The only area where the DGCI is active in granting permission to pharma companies to conduct clinical trials in India. We had earlier protested against the changes made in the relevant Schedule Y of the Drugs and Cosmetics Act, which has removed the earlier protection provided against exploitative clinical trials. Today, India has emerged as the favoured destination for MNCs based in advanced countries, who want to use Indian people as guinea pigs in tests which cost them 60 per cent less than in their own countries mainly because of more stringent client protection laws there. In India there are no provisions for compulsory insurance or compulsory compensation. Most hospitals, which allow clinical trials, do not even have functioning ethics committees. Shamefully in the budget 2007, the Finance minister actually cut all taxes on clinical trials thus further helping pharma companies. It would be more appropriate and in the interests of our people if the government ensured a set of stringent regulations to govern clinical trials.




In view of the increasing demand for ayurvedic drugs, not only in India but across the world, it is also essential to put in place a clear protocol which includes listing of all ingredients in indigenous medicines so that consumers are aware of what they are consuming. The Health ministry also needs to play a bigger role in ensuring safety standards in food and beverages. Recently the ministry gave a clean chit to Coke and Pepsi regarding their pesticide content. But in spite of an assurance given in parliament by the minister of Health, standards for the permissible levels of pesticides or other such harmful products in colas and carbonated drinks are yet to be set. These standards must be established without delay and action taken against all those who violate those norms. In view of the increased presence and operations of the domestic and foreign companies in food and pharmaceuticals, the government should gear up to frame and implement effective regulations.

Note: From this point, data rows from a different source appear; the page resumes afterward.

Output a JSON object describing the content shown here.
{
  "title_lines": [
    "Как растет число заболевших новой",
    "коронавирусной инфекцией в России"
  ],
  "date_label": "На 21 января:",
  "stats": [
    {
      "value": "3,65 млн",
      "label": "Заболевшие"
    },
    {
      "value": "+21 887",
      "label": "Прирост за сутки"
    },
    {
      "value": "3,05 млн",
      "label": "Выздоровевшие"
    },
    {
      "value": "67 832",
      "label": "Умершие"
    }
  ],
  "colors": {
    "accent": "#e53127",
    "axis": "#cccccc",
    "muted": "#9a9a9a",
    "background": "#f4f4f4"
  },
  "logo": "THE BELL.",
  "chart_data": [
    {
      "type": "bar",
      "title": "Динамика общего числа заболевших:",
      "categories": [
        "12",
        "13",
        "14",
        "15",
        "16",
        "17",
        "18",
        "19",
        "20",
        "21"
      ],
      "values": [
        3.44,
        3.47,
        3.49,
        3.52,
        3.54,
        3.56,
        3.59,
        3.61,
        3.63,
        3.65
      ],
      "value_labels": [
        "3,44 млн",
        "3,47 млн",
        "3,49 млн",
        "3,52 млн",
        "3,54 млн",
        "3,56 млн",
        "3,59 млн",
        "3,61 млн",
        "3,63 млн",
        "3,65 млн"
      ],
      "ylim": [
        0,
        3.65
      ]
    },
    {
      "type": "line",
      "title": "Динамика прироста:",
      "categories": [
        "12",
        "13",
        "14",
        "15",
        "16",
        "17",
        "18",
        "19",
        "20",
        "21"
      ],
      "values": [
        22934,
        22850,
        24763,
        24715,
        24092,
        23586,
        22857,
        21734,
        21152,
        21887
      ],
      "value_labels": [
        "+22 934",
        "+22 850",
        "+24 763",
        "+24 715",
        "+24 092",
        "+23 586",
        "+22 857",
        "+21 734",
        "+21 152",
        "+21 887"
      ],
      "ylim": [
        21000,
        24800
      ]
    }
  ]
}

In its influential 1987 document Financing Health Services in Developing Countries: An Agenda for Reform, the World Bank stated, “The approach to health care in developing countries has been to treat it as a right of citizenry and to attempt to provide free services for everyone. This approach does not work”. The reforms in the health sector in India since 1991 have been guided by this philosophy. The result has been a decay of the public health institutions and mushrooming of the private healthcare industry, which has excluded large sections of the population from affordable and quality healthcare. It has to be realised that for the healthcare system to work it must be a universal right accessible to all. And unless the state plays the central role in the health sector, both in terms of fund allocation as well as creating and maintaining infrastructure, the objective of health for all shall remain a mirage.